Camera Armor

Protect your camera.
Author: Henrik Paul
Published: 02.07.2007
Manufacturer: Camera Armor
Product Group: Digital Cameras
In English In English
Suomeksi Suomeksi

Not Quite Perfection


The little slits for front and back wheels

The first thing that anyone would notice is that the armor, having a thickness of a few millimeters, leaves the front and back wheels almost completely buried in a small slit. Now that there's summer, warmth and no need for gloves, it's manageable, but would I need to have anything than bare skin rolling on those dials, I could pretty much forget about it. The same with the latch for opening the CompactFlash compartment: I have troubles operating it with my bare hands (or nails, if you could call mine such) now during the summer, so it would be next to impossible to swap cards in -15 Celsius in the midst of heavy snowfall with the Armor on. Additionally, the case is the same with the shooting mode dial, af-s/af-c/mf latch, flash cord cap, remote trigger cap and the metering mode dial.

A hard-to-reach CF-compartment latch

The On/Off/Lights dial is also stiff to operate, although not as fiddly to operate as the previous cases. Upon inspecting the reason to this, I notice there's a fine layer of rubber pressing against the dial. It could be some excess rubber not having been cut off from the seam, but it's almost too regular to be a mishap. It could be a feature, again, for those in the movement, but the power saving features on the D200 are awesome to begin with, so this is a puzzler. A small misalignment of the mold leads the CF-compartment door to open only half way by it self. Sure, I can open it manually rest of the way, but I shouldn't have to. This alignment can easily be corrected by tugging the skin the other way, but I find the skin to readjust itself to a misaligned position. The diopter wheel is completely hidden by the Armor, which actually makes sense, and is a good thing.

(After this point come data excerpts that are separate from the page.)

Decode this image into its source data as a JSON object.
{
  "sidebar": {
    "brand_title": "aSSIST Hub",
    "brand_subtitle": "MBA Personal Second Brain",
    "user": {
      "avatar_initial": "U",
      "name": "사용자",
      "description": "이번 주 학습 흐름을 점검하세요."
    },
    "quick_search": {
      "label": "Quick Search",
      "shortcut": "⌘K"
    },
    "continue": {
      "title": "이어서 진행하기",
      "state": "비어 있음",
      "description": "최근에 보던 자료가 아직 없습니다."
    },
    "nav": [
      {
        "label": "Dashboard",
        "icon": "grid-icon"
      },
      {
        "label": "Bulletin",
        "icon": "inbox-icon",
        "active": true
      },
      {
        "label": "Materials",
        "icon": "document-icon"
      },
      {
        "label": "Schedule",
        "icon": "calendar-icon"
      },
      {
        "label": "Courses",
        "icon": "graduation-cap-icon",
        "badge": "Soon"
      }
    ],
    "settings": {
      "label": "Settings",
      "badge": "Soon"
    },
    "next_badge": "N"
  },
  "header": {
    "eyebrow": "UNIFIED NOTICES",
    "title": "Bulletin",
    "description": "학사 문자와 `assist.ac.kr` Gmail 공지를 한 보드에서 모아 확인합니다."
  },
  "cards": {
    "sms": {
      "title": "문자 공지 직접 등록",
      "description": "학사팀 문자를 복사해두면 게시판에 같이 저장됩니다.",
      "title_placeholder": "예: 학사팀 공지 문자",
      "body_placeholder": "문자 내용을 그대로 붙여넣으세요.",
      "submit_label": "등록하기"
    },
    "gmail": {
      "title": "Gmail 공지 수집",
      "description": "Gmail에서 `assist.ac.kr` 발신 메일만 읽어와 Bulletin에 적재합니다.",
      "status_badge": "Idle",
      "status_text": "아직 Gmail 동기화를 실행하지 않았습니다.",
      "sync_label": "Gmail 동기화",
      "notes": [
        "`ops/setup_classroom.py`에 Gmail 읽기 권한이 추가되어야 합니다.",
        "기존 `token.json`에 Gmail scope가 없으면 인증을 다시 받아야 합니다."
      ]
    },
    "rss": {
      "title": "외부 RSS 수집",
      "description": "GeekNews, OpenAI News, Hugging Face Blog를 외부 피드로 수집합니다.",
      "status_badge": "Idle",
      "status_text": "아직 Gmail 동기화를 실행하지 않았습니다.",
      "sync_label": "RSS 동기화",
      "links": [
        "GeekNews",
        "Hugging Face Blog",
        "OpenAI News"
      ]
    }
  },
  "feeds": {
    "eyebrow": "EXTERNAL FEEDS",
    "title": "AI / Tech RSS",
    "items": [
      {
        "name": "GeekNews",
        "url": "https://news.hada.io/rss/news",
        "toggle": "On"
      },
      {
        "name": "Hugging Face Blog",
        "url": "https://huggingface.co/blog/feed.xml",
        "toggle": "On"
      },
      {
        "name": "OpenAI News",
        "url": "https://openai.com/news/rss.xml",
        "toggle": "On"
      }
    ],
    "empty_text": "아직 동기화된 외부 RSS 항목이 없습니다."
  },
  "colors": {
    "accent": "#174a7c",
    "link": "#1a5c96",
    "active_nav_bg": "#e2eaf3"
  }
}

The first time I clad my D200 with the Armor, I noticed some sort of misalignment between the buttons on the skin and the corresponding buttons on my camera back. This was fixed by taking it off and again putting it back. But something that gets me is, would the user be unsure of which button does what, it would be very difficult to make out what the label on a button really is. Most labels are indeed marked on the Camera Armor itself, but only by beveled letters, without any paint highlighting, making them quite illegible.

Camera Armor's buttons

The battery compartment is tricky

A shocker, for me at least, is the fact that the Camera Armor makes your camera incompatible with a battery grip. The skin wraps around the bottom of the camera (to be clear, the Armor is slipped from top to bottom), and grasps it tightly from underneath - there is too much rubber matter to get a vertical grip screwed in place. The battery door is also hindered by the Armor. When the CEO of Made Products and myself exchanged some thoughts about this fact, he admitted that this was a mistake in the design choice. They assumed people would by their own initiative trim off the excess rubber from the bottom, so that a grip would fit. At least I would prefer not to cut anything out of a mold, if not for any other reason than the fact that I most probably would destroy the skin in the progress. He also assured that the Sony Alpha and Nikon D40 Armors would not have this problem. They apparently offer a separate battery grip cover for D200 owners in the mean time, as they are in the progress of redoing the D200 mold. I, however, haven't noticed anything about a separate grip protector on their website, nor was there anything inside the packaging about this.

One last remark I have to make about the Camera Armor is the hot shoe. The Camera Armor has a protector for the camera's hot shoe's electric contacts, which is actually a nice feature, when an external flash isn't connected. The cover doesn't interfere with the integrated flash at all, which is also a plus. But, sadly and again, when the shoe is in use, the cover is bent backwards, pressing it in my forehead or the bridge of my nose, depending on camera orientation.